In truth, "Boeing Boeing" was originally a big hit in France, where it ran for 19 years, and in London, where it ran for seven. And America has been perfectly hospitable to other Camoletti farces, most notably "Don't Dress for Dinner," which shows up around Pittsburgh just about every summer.

As the presence of stewardesses (and seven doors) suggests, this is a sex farce of the regressive kind. Bernard (Allam) has become engaged to a German, Italian and American, which is to say Lufthansa, Alitalia and TWA, and he enjoys their favors as they fly through Paris on perfectly alternating schedules, while his housekeeper (de la Tour) arches her eyebrows and shakes her jowls as she adapts the evening menu and changes the bed linen.

Enter Bernard's hapless rural friend, Robert (Rylance), astonished by and envious of such sexual plenty. When the air schedules begin to implode, he strives mightily to help Bernard keep his dream castle afloat, somehow ending up with his share of the goodies.

The casting is perfection. Allam (memorable in many commanding roles at the National Theatre) is all smug charm, just begging for his comeuppance. De la Tour, recently featured in "History Boys," is a basset hound of Gallic disapproval, whose every baleful glance is perfectly timed.

And Rylance, wielding a Welsh accent as an equivalence to provincial French, creates a bewildered comic diffidence that has reminded critics of Stan Laurel or Charlie Chaplin and that he says he borrowed from Art Carney on "The Honeymooners."

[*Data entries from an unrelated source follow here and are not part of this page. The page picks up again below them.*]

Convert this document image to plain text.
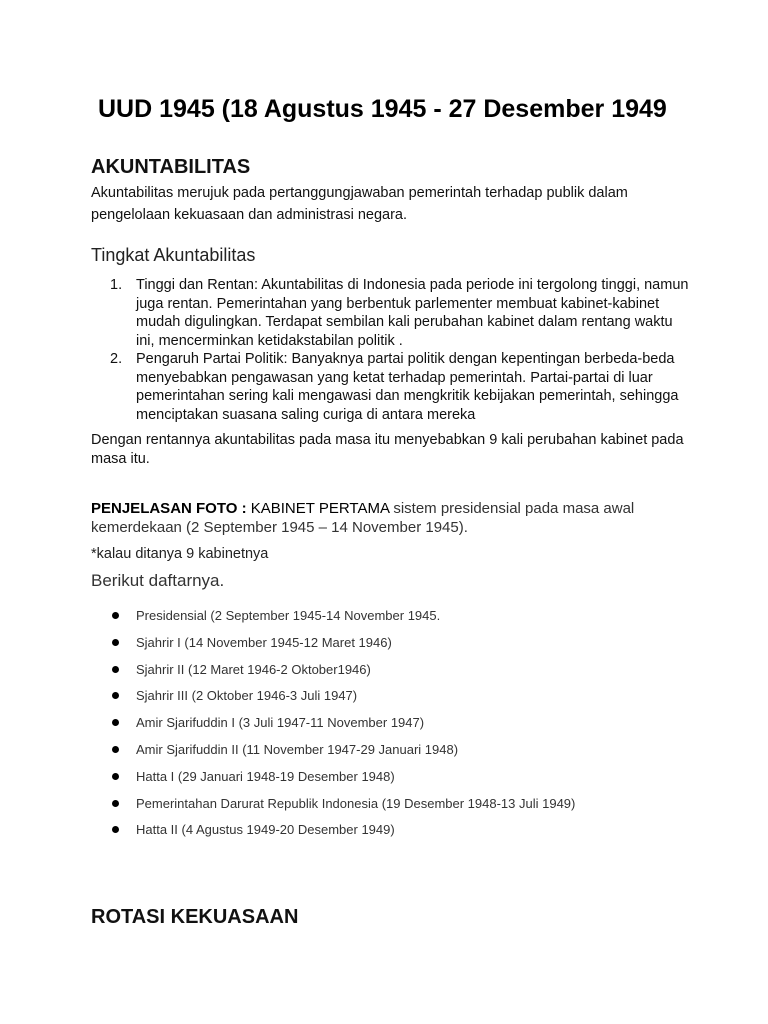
UUD 1945 (18 Agustus 1945 - 27 Desember 1949
AKUNTABILITAS

Akuntabilitas merujuk pada pertanggungjawaban pemerintah terhadap publik dalam pengelolaan kekuasaan dan administrasi negara.

Tingkat Akuntabilitas
1. Tinggi dan Rentan: Akuntabilitas di Indonesia pada periode ini tergolong tinggi, namun juga rentan. Pemerintahan yang berbentuk parlementer membuat kabinet-kabinet mudah digulingkan. Terdapat sembilan kali perubahan kabinet dalam rentang waktu ini, mencerminkan ketidakstabilan politik .
2. Pengaruh Partai Politik: Banyaknya partai politik dengan kepentingan berbeda-beda menyebabkan pengawasan yang ketat terhadap pemerintah. Partai-partai di luar pemerintahan sering kali mengawasi dan mengkritik kebijakan pemerintah, sehingga menciptakan suasana saling curiga di antara mereka

Dengan rentannya akuntabilitas pada masa itu menyebabkan 9 kali perubahan kabinet pada masa itu.

PENJELASAN FOTO : KABINET PERTAMA sistem presidensial pada masa awal kemerdekaan (2 September 1945 – 14 November 1945).

*kalau ditanya 9 kabinetnya

Berikut daftarnya.

Presidensial (2 September 1945-14 November 1945.
Sjahrir I (14 November 1945-12 Maret 1946)
Sjahrir II (12 Maret 1946-2 Oktober1946)
Sjahrir III (2 Oktober 1946-3 Juli 1947)
Amir Sjarifuddin I (3 Juli 1947-11 November 1947)
Amir Sjarifuddin II (11 November 1947-29 Januari 1948)
Hatta I (29 Januari 1948-19 Desember 1948)
Pemerintahan Darurat Republik Indonesia (19 Desember 1948-13 Juli 1949)
Hatta II (4 Agustus 1949-20 Desember 1949)
ROTASI KEKUASAAN
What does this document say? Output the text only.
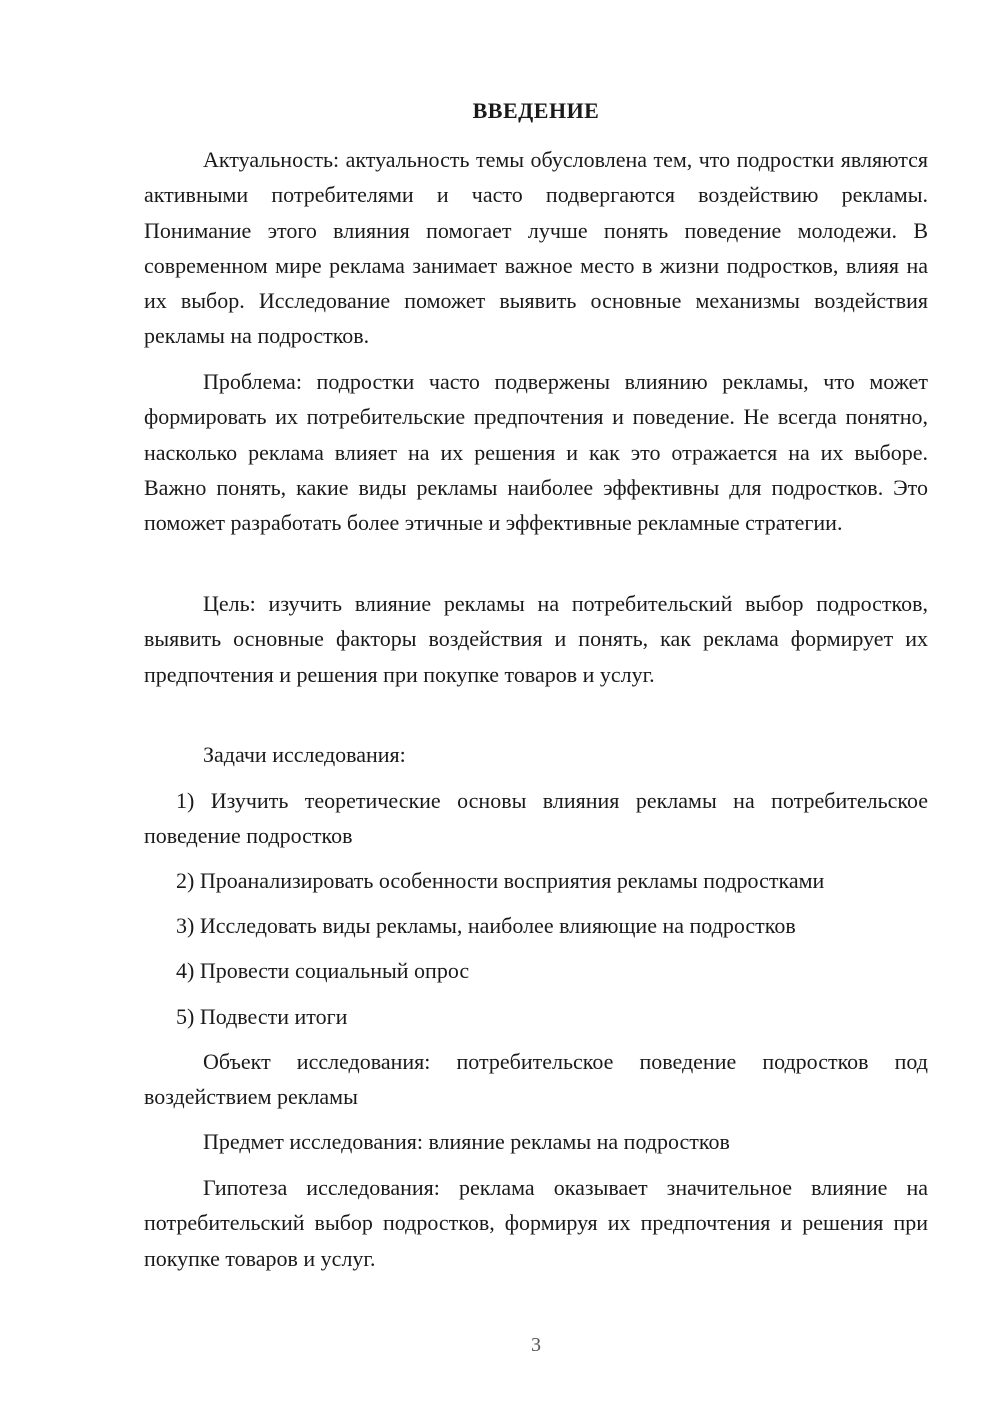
ВВЕДЕНИЕ

Актуальность: актуальность темы обусловлена тем, что подростки являются активными потребителями и часто подвергаются воздействию рекламы. Понимание этого влияния помогает лучше понять поведение молодежи. В современном мире реклама занимает важное место в жизни подростков, влияя на их выбор. Исследование поможет выявить основные механизмы воздействия рекламы на подростков.

Проблема: подростки часто подвержены влиянию рекламы, что может формировать их потребительские предпочтения и поведение. Не всегда понятно, насколько реклама влияет на их решения и как это отражается на их выборе. Важно понять, какие виды рекламы наиболее эффективны для подростков. Это поможет разработать более этичные и эффективные рекламные стратегии.

Цель: изучить влияние рекламы на потребительский выбор подростков, выявить основные факторы воздействия и понять, как реклама формирует их предпочтения и решения при покупке товаров и услуг.

Задачи исследования:

1) Изучить теоретические основы влияния рекламы на потребительское поведение подростков

2) Проанализировать особенности восприятия рекламы подростками

3) Исследовать виды рекламы, наиболее влияющие на подростков

4) Провести социальный опрос

5) Подвести итоги

Объект исследования: потребительское поведение подростков под воздействием рекламы

Предмет исследования: влияние рекламы на подростков

Гипотеза исследования: реклама оказывает значительное влияние на потребительский выбор подростков, формируя их предпочтения и решения при покупке товаров и услуг.

3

The three love objects earn their keep, too, especially Gomez as the outrageously domineering German. The least charming is the American, but blame the French Camoletti and his English translator, Beverly Cross.

There's talk of a Broadway transfer. If it comes to pass, they might soften the American, making her ditsier and less scheming. And Broadway might enjoy this throw-back delight that it scorned the first time around.

"Boeing Boeing" is at the Comedy Theatre (011-44-870-060-6637) through October, maybe longer; but the cast will change.